L’important : Le sommet d’Anchorage n’a été ni Yalta ni Monaco. Entre ambitions personnelles, propagande et réalisme, le défi reste de construire une paix juste sans céder à la narration russe. Le défi est complexe et nécessite un attitude socratique, reconnaissant l’incertitude sur ce qui s’est vraiment passé. Cette incertitude est caractéristique de notre époque et, en particulier, de la présidence Trump. Les impressions et l’expérience personnelle deviennent cruciales en l’absence d’informations claires. Les réunions du Conseil de l’Atlantique, les déclarations de l’intelligence américaine et les interactions avec les leaders mondiaux offrent un cadre plus complet des événements.
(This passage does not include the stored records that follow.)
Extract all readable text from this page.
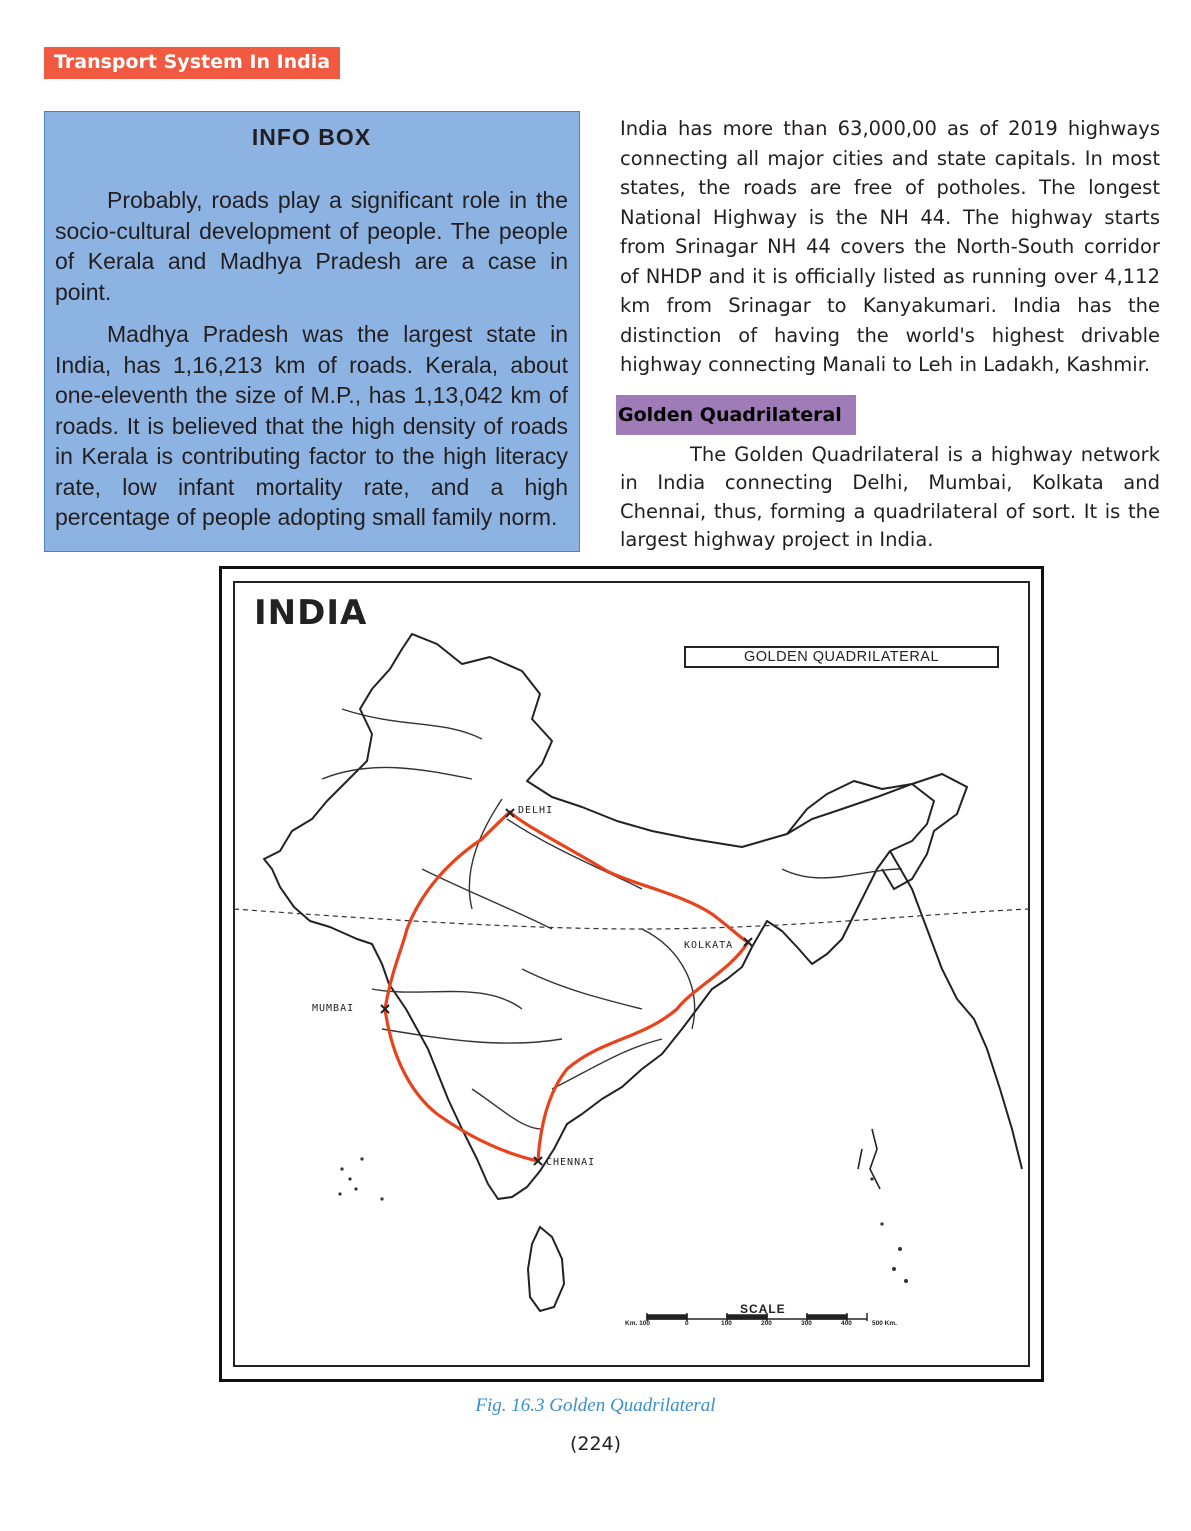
Transport System In India
INFO BOX

Probably, roads play a significant role in the socio-cultural development of people. The people of Kerala and Madhya Pradesh are a case in point.

Madhya Pradesh was the largest state in India, has 1,16,213 km of roads. Kerala, about one-eleventh the size of M.P., has 1,13,042 km of roads. It is believed that the high density of roads in Kerala is contributing factor to the high literacy rate, low infant mortality rate, and a high percentage of people adopting small family norm.

India has more than 63,000,00 as of 2019 highways connecting all major cities and state capitals. In most states, the roads are free of potholes. The longest National Highway is the NH 44. The highway starts from Srinagar NH 44 covers the North-South corridor of NHDP and it is officially listed as running over 4,112 km from Srinagar to Kanyakumari. India has the distinction of having the world's highest drivable highway connecting Manali to Leh in Ladakh, Kashmir.

Golden Quadrilateral

The Golden Quadrilateral is a highway network in India connecting Delhi, Mumbai, Kolkata and Chennai, thus, forming a quadrilateral of sort. It is the largest highway project in India.

INDIA
GOLDEN QUADRILATERAL
DELHI
KOLKATA
MUMBAI
CHENNAI
SCALE
Km. 100	0	100	200	300	400	500 Km.
Fig. 16.3 Golden Quadrilateral
(224)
Le 24 février 2022, l’agression russe en Ukraine a rempli les rues de l’Occident de drapeaux ukrainiens, rendant évident l’attaque. Les réunions d’urgence et les entretiens avec les plus hautes responsabilités de l’intelligence américaine ont mis en évidence l’intention russe d’attaquer militairement, malgré la méfiance des Ukrainiens et de beaucoup d’autres. Le principe de la souveraineté ukrainienne dans la détermination de son propre avenir est fondamental et doit guider l’interprétation des événements. Cependant, la perception des faits, en particulier lorsqu’ils sont inconclusifs, détermine non seulement l’interprétation mais aussi la substance des événements.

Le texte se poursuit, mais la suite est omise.